Tracking Stem Cells Implanted Into A Living Animal

Using tiny rust-containing spheres to tag cells, scientists from Johns Hopkins and elsewhere have successfully used magnetic resonance imaging to track stem cells implanted into a living animal, believed to be a first.

In the December issue of the journal Nature Biotechnology, the research team report that the neuronal stem cells take up and hold onto the spheres, which contain a compound of iron and oxygen. The iron-laden cells create a magnetic black hole easily spotted by magnetic resonance imaging (MRI), they report.

“Until now, tissue had to be removed from an animal to see where stem cells were going, so this gives us an important tool,” says author Jeff Bulte, Ph.D., associate professor of radiology at the Johns Hopkins School of Medicine. “Tracking stem cells non-invasively will likely be required as research advances, although human studies are still some time away.”
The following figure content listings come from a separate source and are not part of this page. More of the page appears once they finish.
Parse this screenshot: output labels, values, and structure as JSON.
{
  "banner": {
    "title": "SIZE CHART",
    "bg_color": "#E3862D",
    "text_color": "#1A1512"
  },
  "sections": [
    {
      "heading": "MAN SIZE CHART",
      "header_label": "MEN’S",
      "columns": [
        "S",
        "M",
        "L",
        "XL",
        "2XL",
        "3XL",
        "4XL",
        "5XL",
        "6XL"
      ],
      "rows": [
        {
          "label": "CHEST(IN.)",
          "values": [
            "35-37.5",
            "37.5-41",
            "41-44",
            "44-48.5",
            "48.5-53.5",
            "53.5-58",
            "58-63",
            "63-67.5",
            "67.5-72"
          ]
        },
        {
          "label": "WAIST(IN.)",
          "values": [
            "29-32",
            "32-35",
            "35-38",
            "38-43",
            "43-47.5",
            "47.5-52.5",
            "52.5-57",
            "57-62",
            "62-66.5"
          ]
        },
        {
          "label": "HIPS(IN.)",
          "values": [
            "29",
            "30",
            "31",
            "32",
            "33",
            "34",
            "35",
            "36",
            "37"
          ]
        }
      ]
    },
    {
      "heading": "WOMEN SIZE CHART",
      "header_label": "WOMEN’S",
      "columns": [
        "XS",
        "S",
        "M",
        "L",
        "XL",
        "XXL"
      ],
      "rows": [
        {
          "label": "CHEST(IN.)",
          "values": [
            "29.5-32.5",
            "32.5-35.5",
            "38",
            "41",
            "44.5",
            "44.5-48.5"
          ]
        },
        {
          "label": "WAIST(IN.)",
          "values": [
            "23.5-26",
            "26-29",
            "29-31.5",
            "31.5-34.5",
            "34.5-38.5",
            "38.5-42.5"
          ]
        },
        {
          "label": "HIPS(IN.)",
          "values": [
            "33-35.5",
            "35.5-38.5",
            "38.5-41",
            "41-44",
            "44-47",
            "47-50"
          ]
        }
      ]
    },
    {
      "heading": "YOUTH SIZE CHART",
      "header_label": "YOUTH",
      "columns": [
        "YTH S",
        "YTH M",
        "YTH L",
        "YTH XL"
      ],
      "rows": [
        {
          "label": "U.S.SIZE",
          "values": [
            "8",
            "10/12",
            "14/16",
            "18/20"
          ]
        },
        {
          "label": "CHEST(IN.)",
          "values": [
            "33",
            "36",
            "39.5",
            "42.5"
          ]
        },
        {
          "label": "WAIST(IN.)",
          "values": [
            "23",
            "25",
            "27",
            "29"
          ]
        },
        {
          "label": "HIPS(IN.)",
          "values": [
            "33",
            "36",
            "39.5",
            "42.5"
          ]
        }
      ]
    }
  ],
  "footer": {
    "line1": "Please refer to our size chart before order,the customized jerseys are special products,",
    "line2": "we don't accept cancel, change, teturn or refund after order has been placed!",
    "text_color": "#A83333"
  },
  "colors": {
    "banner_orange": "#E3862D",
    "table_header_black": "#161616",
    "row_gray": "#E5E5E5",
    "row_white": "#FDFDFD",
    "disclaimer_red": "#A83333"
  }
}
Scientists at the University of Wisconsin School of Veterinary Medicine mixed the magnetic spheres, made by Trevor Douglas at Temple University, with stem cells that make the white matter, or neuronal covering, of the brain. Then they injected the iron-laden cells into the brains of rats that lack that covering.

Using MRI scanners at the National Institutes of Health, Bulte watched the cells travel away from the injection site. The research was funded by the National Science Foundation, the Oscar Rennebohm Foundation and the Keck Foundation.

The rusty spheres, known as magnetic dendrimers, represent an important improvement over other magnetic tags, Bulte says. And even though the amount of iron used to label the cells is tiny compared to the total amount of iron in the body, the labeled cells stand out from other cells, magnetically speaking.

“During scanning, these labeled cells disturb the magnetic field created by the MRI machine, causing water molecules that pass by to get ’out of phase,’” Bulte explains. “When this happens, the imaging scanner loses the signal, and the area looks black on the image.”

Other researchers have used dendrimers containing gadolinium, which is also useful as a contrast medium for MRI, but which is toxic if it stays in the body for a prolonged time. But animal cells have a process to deal with iron and a storage mechanism for the metal, making the iron-based dendrimers inherently safer, says Bulte. For instance, iron is a key part of the transporter for oxygen and carbon monoxide found in red blood cells.

He adds that while it was not easy to develop the way to make magnetic dendrimers, it is easy to label cells with them. In essence, the dendrimer and the cell do that work themselves. Dendrimers stick to cells because they are charged — similar to static electricity. Cells then suck them inside and lock them away in the cellular equivalent of a garbage can — a tiny holding spot called an endosome.

Other magnetic tags have used antibodies or other molecules that recognize and bind to certain features on cells, says Bulte. Unlike those tags, the magnetic dendrimers are universal; the scientists showed that different cell types will take in dendrimers just by mixing the spheres and the cells together, without affecting the cells’ behavior.

Bulte’s research with magnetic dendrimers is aligned with the Johns Hopkins Institute of Cell Engineering, created in early 2001 to advance research into the biology and potential application of pluripotent stem cells (primitive cells that become any type of cell in the body) and multipotent or adult stem cells (precursor cells that are naturally limited to becoming a specific tissue’s cell types).

A next step with magnetic dendrimers, Bulte says, is watching the cells’ distribution when they are injected into the circulatory system instead of the brain.

Bulte also wants to study white blood cells in diseases of the central nervous system, such as multiple sclerosis, as well as the behavior of embryonic stem cells and stem cells from bone marrow. (Stem cells from bone marrow and blood have been used for decades in cancer treatments and more recently for some inherited metabolic disorders.)

Other co-authors of the report are Ian Duncan, Brian Witwer and Su-Chun Zhang of the University of Wisconsin School of Veterinary Medicine; Erica Strable of Temple University; Joseph Frank, Bobbi Lewis, Holly Zywicke, Brad Miller and Peter van Gelderen of the NIH; and Bruce Moskowitz of the Institute for Rock Magnetism at the University of Minnesota, Minneapolis. Bulte (NIH) and Douglas (Temple) have applied for a patent on these magnetic dendrimers.